Of the 714 athletes (1428 shoulders) that were prospectively followed during the four-year period, 23 shoulders in 22 subjects sustained a first-time anterior instability event (5 dislocations, 18 subluxations), and six subjects with a previous history of instability sustained a recurrent anterior instability event (1 dislocation, 5 subluxations). On average, there was statistically significant glenoid bone loss (1.84 +/- 1.47 mm) following a single instability event (p<0.001), equivalent to 6.8% (95% CI: 4.46%, 9.04%, range 0.71%-17.6%) of the glenoid width. Twelve shoulders (52%) demonstrated glenoid bone loss > 5%, 4 shoulders demonstrated glenoid bone loss >13.5% and no shoulders had >20% glenoid bone loss after a first-time instability event. Pre-existing glenoid bone loss in subjects with a history of instability was 10.2% (95% CI: 1.96%, 18.35%, range 0.6% - 21.0%). This bone loss increased to 22.8% (95% CI: 20.53%, 25.15%, range 21.2% to 26.0%) following additional instability (P=0.0117).

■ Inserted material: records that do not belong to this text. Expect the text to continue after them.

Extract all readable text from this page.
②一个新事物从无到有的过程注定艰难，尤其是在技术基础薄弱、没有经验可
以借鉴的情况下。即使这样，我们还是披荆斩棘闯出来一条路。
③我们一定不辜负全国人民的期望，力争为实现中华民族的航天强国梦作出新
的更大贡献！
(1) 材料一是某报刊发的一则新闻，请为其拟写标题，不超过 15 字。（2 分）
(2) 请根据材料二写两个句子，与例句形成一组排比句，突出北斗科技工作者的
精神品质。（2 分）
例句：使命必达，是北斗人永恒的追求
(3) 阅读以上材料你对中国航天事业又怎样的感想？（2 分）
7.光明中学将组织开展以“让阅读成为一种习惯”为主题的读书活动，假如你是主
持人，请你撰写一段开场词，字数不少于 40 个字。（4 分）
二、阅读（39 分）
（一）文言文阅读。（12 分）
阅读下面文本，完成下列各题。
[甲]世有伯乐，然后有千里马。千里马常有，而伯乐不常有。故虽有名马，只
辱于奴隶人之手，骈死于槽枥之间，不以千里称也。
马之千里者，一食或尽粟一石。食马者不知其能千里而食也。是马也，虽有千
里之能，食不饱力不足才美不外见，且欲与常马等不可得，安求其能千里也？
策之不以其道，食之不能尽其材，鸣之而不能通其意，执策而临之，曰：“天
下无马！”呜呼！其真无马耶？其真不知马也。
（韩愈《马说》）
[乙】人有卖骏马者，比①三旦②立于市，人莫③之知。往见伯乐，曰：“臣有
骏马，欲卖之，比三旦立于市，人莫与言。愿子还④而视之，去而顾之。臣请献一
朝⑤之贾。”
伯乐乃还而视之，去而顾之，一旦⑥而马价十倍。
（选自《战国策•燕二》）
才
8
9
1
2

All six shoulders with recurrent instability had >20% glenoid bone loss.
Glenoid bone loss of 6.8% was observed after a first-time anterior instability event. In the setting of recurrent instability, the total calculated glenoid bone loss was 22.8%, with a high prevalence of bony Bankart lesions (5/6). The findings of this study support early stabilization of young, active subjects following a first-time anterior glenohumeral instability event.